Dentro de cada pilar se enmarcan acciones pensadas originalmente para la vida personal, pero que pueden trasladarse fácilmente al plano organizacional y servir como base para construir modelos de gestión.

Observar la realidad dentro de las empresas durante años me llevó a desarrollar un modelo propio, que se apoya en relaciones, estructura y liderazgo.

El desafío de las pymes

En siguientes artículos les contaré más sobre la implicancia del modelo. Pero a simple vista podemos entender que una buena gestión, que cuide tanto personas como rentabilidad tiene que ser integrativo.
Y el modelo tiene que ser adaptable.

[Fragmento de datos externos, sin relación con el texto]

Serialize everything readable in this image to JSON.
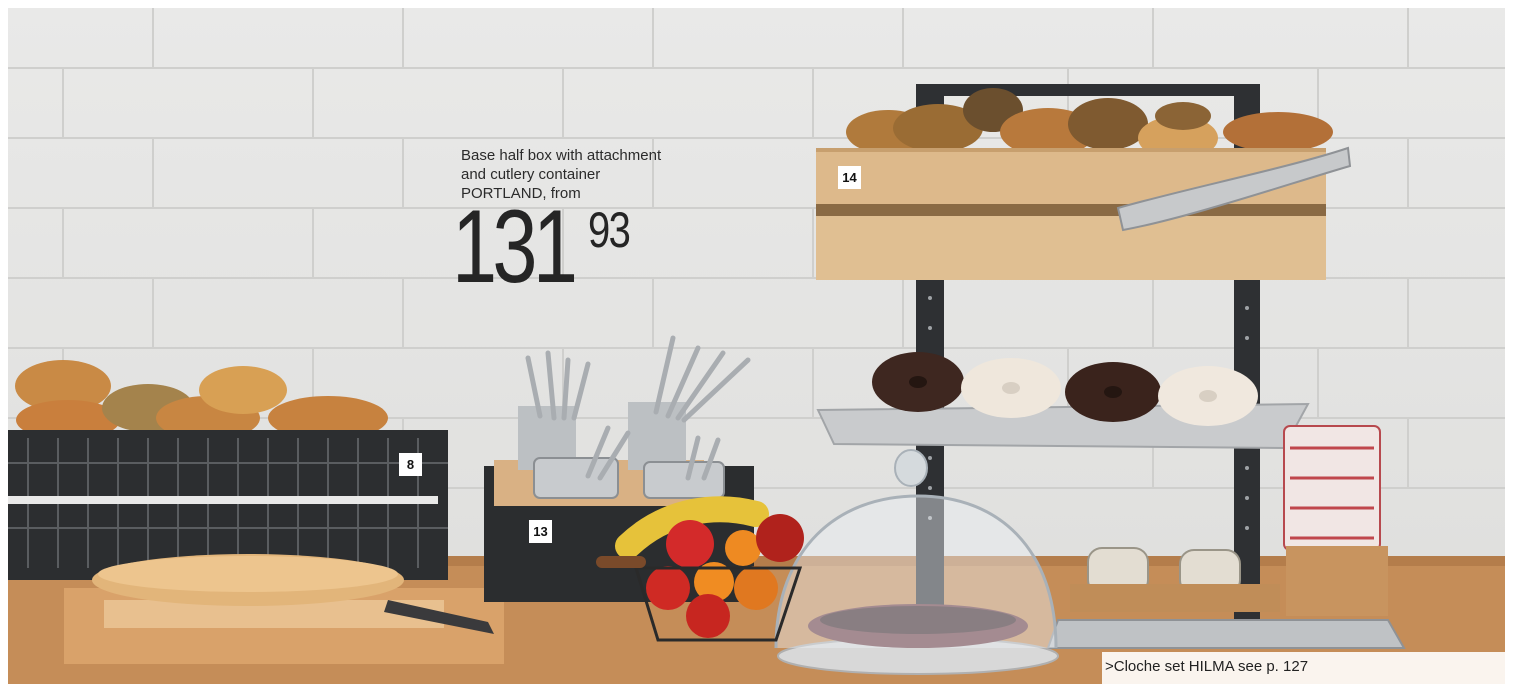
{
  "caption": {
    "line1": "Base half box with attachment",
    "line2": "and cutlery container",
    "line3": "PORTLAND, from"
  },
  "price": {
    "integer": "131",
    "decimal": "93"
  },
  "item_tags": {
    "bread_basket": "8",
    "cutlery_stand": "13",
    "tiered_rack": "14"
  },
  "cross_reference": ">Cloche set HILMA see p. 127",
  "colors": {
    "wall": "#e6e6e4",
    "table_wood": "#c9905a",
    "crate_wood": "#ddb98b",
    "metal_dark": "#2e3033"
  }
}
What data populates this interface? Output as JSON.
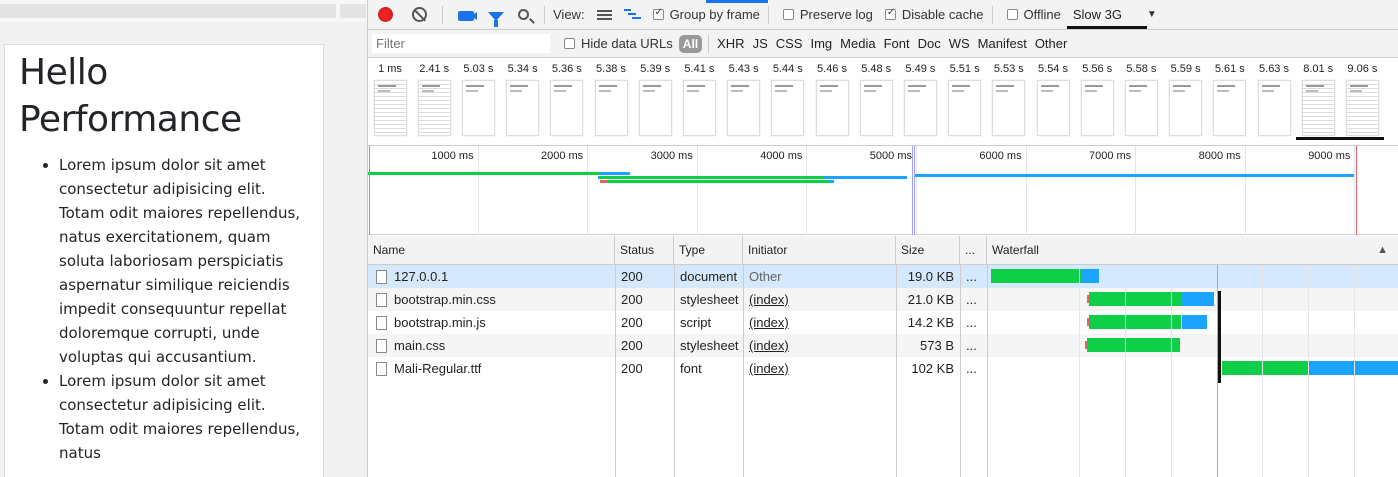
{
  "page": {
    "title": "Hello Performance",
    "items": [
      "Lorem ipsum dolor sit amet consectetur adipisicing elit. Totam odit maiores repellendus, natus exercitationem, quam soluta laboriosam perspiciatis aspernatur similique reiciendis impedit consequuntur repellat doloremque corrupti, unde voluptas qui accusantium.",
      "Lorem ipsum dolor sit amet consectetur adipisicing elit. Totam odit maiores repellendus, natus"
    ]
  },
  "toolbar": {
    "view_label": "View:",
    "group_by_frame": "Group by frame",
    "preserve_log": "Preserve log",
    "disable_cache": "Disable cache",
    "offline": "Offline",
    "throttling": "Slow 3G",
    "group_by_frame_checked": true,
    "preserve_log_checked": false,
    "disable_cache_checked": true,
    "offline_checked": false
  },
  "filter": {
    "placeholder": "Filter",
    "hide_data_urls": "Hide data URLs",
    "types": [
      "All",
      "XHR",
      "JS",
      "CSS",
      "Img",
      "Media",
      "Font",
      "Doc",
      "WS",
      "Manifest",
      "Other"
    ]
  },
  "filmstrip": [
    "1 ms",
    "2.41 s",
    "5.03 s",
    "5.34 s",
    "5.36 s",
    "5.38 s",
    "5.39 s",
    "5.41 s",
    "5.43 s",
    "5.44 s",
    "5.46 s",
    "5.48 s",
    "5.49 s",
    "5.51 s",
    "5.53 s",
    "5.54 s",
    "5.56 s",
    "5.58 s",
    "5.59 s",
    "5.61 s",
    "5.63 s",
    "8.01 s",
    "9.06 s"
  ],
  "overview_ticks": [
    "1000 ms",
    "2000 ms",
    "3000 ms",
    "4000 ms",
    "5000 ms",
    "6000 ms",
    "7000 ms",
    "8000 ms",
    "9000 ms"
  ],
  "columns": {
    "name": "Name",
    "status": "Status",
    "type": "Type",
    "initiator": "Initiator",
    "size": "Size",
    "more": "...",
    "waterfall": "Waterfall",
    "sort_icon": "▲"
  },
  "rows": [
    {
      "name": "127.0.0.1",
      "status": "200",
      "type": "document",
      "initiator": "Other",
      "size": "19.0 KB",
      "more": "..."
    },
    {
      "name": "bootstrap.min.css",
      "status": "200",
      "type": "stylesheet",
      "initiator": "(index)",
      "size": "21.0 KB",
      "more": "..."
    },
    {
      "name": "bootstrap.min.js",
      "status": "200",
      "type": "script",
      "initiator": "(index)",
      "size": "14.2 KB",
      "more": "..."
    },
    {
      "name": "main.css",
      "status": "200",
      "type": "stylesheet",
      "initiator": "(index)",
      "size": "573 B",
      "more": "..."
    },
    {
      "name": "Mali-Regular.ttf",
      "status": "200",
      "type": "font",
      "initiator": "(index)",
      "size": "102 KB",
      "more": "..."
    }
  ]
}
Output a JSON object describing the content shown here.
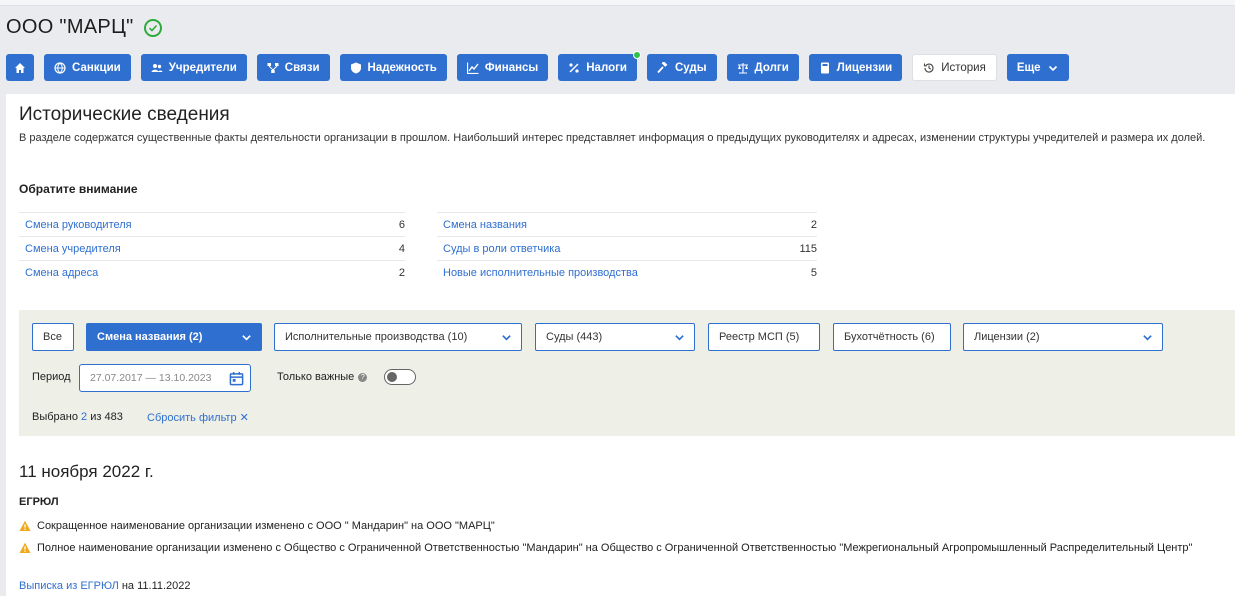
{
  "company": {
    "name": "ООО \"МАРЦ\""
  },
  "nav": {
    "sanctions": "Санкции",
    "founders": "Учредители",
    "links": "Связи",
    "reliability": "Надежность",
    "finance": "Финансы",
    "taxes": "Налоги",
    "courts": "Суды",
    "debts": "Долги",
    "licenses": "Лицензии",
    "history": "История",
    "more": "Еще"
  },
  "section": {
    "title": "Исторические сведения",
    "description": "В разделе содержатся существенные факты деятельности организации в прошлом. Наибольший интерес представляет информация о предыдущих руководителях и адресах, изменении структуры учредителей и размера их долей.",
    "attention": "Обратите внимание"
  },
  "stats_left": [
    {
      "label": "Смена руководителя",
      "count": "6"
    },
    {
      "label": "Смена учредителя",
      "count": "4"
    },
    {
      "label": "Смена адреса",
      "count": "2"
    }
  ],
  "stats_right": [
    {
      "label": "Смена названия",
      "count": "2"
    },
    {
      "label": "Суды в роли ответчика",
      "count": "115"
    },
    {
      "label": "Новые исполнительные производства",
      "count": "5"
    }
  ],
  "filters": {
    "all": "Все",
    "name_change": "Смена названия (2)",
    "exec": "Исполнительные производства (10)",
    "courts": "Суды (443)",
    "msp": "Реестр МСП (5)",
    "accounting": "Бухотчётность (6)",
    "licenses": "Лицензии (2)",
    "period_label": "Период",
    "period_value": "27.07.2017 — 13.10.2023",
    "important_label": "Только важные",
    "selected_prefix": "Выбрано",
    "selected_count": "2",
    "selected_suffix": "из 483",
    "reset": "Сбросить фильтр"
  },
  "entry": {
    "date": "11 ноября 2022 г.",
    "source": "ЕГРЮЛ",
    "events": [
      "Сокращенное наименование организации изменено с ООО \" Мандарин\" на ООО \"МАРЦ\"",
      "Полное наименование организации изменено с Общество с Ограниченной Ответственностью \"Мандарин\" на Общество с Ограниченной Ответственностью \"Межрегиональный Агропромышленный Распределительный Центр\""
    ],
    "extract_link": "Выписка из ЕГРЮЛ",
    "extract_date": "на 11.11.2022"
  },
  "colors": {
    "accent": "#2f6fd0",
    "success": "#2eaa3e",
    "warning": "#f0a91c",
    "filter_bg": "#eeefe7"
  }
}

Lo que funciona para unas empresas puede no funcionar para otras.

Esta es la razón por la que en un contexto de 99% pymes como sucede en Uruguay pero también en otros países, el tema bienestar se cae de la mesa o se archiva en un cajón.

Los modelos marketineros parecen inalcanzables, o cosa de empresa grande o directamente lejos de los incendios que hay que apagar todos los días.
La realidad es que no solo es más alcanzable de lo que parece, si sabemos adaptar lo que funciona a la propia realidad y contexto, sino que es condición necesaria para que varios de esos "incendios" dejen de existir.

Un cambio que ya empezó

Estamos en el borde de un cambio muy radical. El mundo como lo conocemos, especialmente en el ámbito del trabajo, está dejando de existir frente a nosotros.
La inacción no puede ser opción.

No podemos jugar más con globos de colores.
Nos estamos jugando nuestra humanidad.

Es momento de poner Bienestar bien arriba de la mesa.
Y esto no se decreta: se diseña con intención.